The proportion of singles rose among all age groups that fell within the bracket of 20 to 49 years old.
The largest increase in the proportion of single people was seen among those aged 25 to 29. The proportion of single women in this group rose from 54 per cent in 2010 to 69 per cent, while single men grew from 74.6 per cent to 81.6 per cent in this age group.
Not far behind were those aged 30 to 34: The proportion of single women in this bracket went up from 25.1 per cent to 32.8 per cent, while that of men increased from 37.1 per cent to 41.9 per cent.
When sorted by ethnic group, data showed that the Chinese had the highest proportion of singles.
For instance, in 2020, among residents aged 40 to 49, about 17.4 per cent and 18.6 per cent of Chinese men and women were single.
This was higher than 15 per cent and 9.2 per cent for Malay men and women respectively, and 6.2 and 6.3 per cent for Indian men and women.
FEWER CHILDREN BORN
At the same time, women generally had fewer children in 2020 compared to a decade before, said the DOS.
Among female residents aged 15 and above who have ever been married, the average number of children born fell across all age brackets. The average decreased from 2.24 children per woman in 2010, to 2.04 in 2020.
Lower averages were also seen across all educational groups, said the DOS, adding that the largest decrease was observed among women with below secondary qualifications.
In 2010, women in this group aged 40 to 49 had an average of 2.21 children, but in 2020, this figure fell to 2.01.
Still, in line with previous trends, higher educated females had fewer children on average than those with lower educational qualifications.
Among these female residents aged 40 to 49, university graduates had an average of 1.66 children in 2020 – lower than the average of 1.94 children among those with secondary qualifications, the DOS said.
EDUCATION LEVELS IMPROVE
The educational profile of the resident population improved between 2010 and 2020.
In 2020, among residents aged 25 and above, nearly six in ten had post-secondary or higher qualifications. This is up from less than five in 10 in 2010.
“The Chinese, Malay and Indian communities all saw improvements in their educational attainment,” added the DOS.
It also noted that women have “made more significant progress” in this aspect.
For instance, among residents aged 55 and over in 2020, the proportion of men with post-secondary or higher qualifications was 11.2 percentage points higher than that of women.
This narrowed to a 2.4 percentage-point difference among those aged 35 to 44.

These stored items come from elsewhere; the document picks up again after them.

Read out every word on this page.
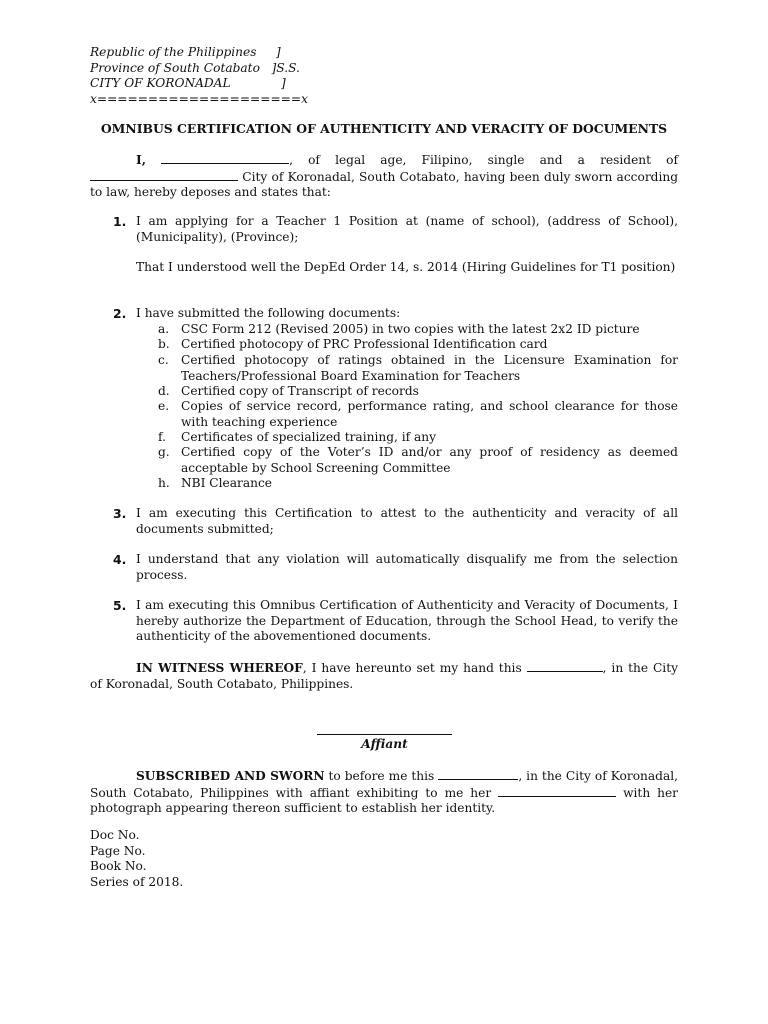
Republic of the Philippines     ]
Province of South Cotabato   ]S.S.
CITY OF KORONADAL             ]
x====================x
OMNIBUS CERTIFICATION OF AUTHENTICITY AND VERACITY OF DOCUMENTS
I,	, of legal age, Filipino, single and a resident of  City of Koronadal, South Cotabato, having been duly sworn according to law, hereby deposes and states that:
1. I am applying for a Teacher 1 Position at (name of school), (address of School), (Municipality), (Province);
That I understood well the DepEd Order 14, s. 2014 (Hiring Guidelines for T1 position)
2. I have submitted the following documents:
a. CSC Form 212 (Revised 2005) in two copies with the latest 2x2 ID picture
b. Certified photocopy of PRC Professional Identification card
c.	Certified photocopy of ratings obtained in the Licensure Examination for Teachers/Professional Board Examination for Teachers
d. Certified copy of Transcript of records
e. Copies of service record, performance rating, and school clearance for those with teaching experience
f.	Certificates of specialized training, if any
g. Certified copy of the Voter’s ID and/or any proof of residency as deemed acceptable by School Screening Committee
h. NBI Clearance
3. I am executing this Certification to attest to the authenticity and veracity of all documents submitted;
4. I understand that any violation will automatically disqualify me from the selection process.
5. I am executing this Omnibus Certification of Authenticity and Veracity of Documents, I hereby authorize the Department of Education, through the School Head, to verify the authenticity of the abovementioned documents.
IN WITNESS WHEREOF, I have hereunto set my hand this	, in the City of Koronadal, South Cotabato, Philippines.
Affiant
SUBSCRIBED AND SWORN to before me this	, in the City of Koronadal, South Cotabato, Philippines with affiant exhibiting to me her	with her photograph appearing thereon sufficient to establish her identity.
Doc No.
Page No.
Book No.
Series of 2018.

Among those aged 25 to 34, the proportion for women – at 90.2 per cent - marginally beat the figure for men, which was 90 per cent.
Overall, literacy rates rose to 97.1 per cent in 2020, up from 95.9 per cent in 2010.
Across all age groups, multi-language literacy rates were also higher or remained stable.
There was an overall increase in English literacy across the three major ethnic groups, the DOS noted.
RELEVANCE OF SORTING DATA BY ETHNIC GROUPS
At a press conference on the release of the data, Ms Indranee was asked by reporters about the continued relevance of separating data by ethnic categories, given that there may be sharp inequalities even within these groups.
Ms Indranee said being a multi-racial and multi-religious state is “a constant work in progress”.
“(This) also means that you don't really ever get to a post-race situation where it doesn't matter at all.”
She added: “If you didn't have this data - then let's say that a particular ethnic group was not doing well compared to the others. You will have no idea how many, you will have no idea in what areas, you wouldn't know whether the problem was education, or whether the problem was something else.
“All you would have is just one big blob of data, and you will have no ability to say, actually this group is not doing so well. What are the reasons, how can we help, what are the interventions that we can make?”
“The thinking behind this data is: To the extent that any group may not be doing as well as any others in any areas, then it tells us that as a society in terms of policy, then we should do something to try and make sure that we can bridge any gap.”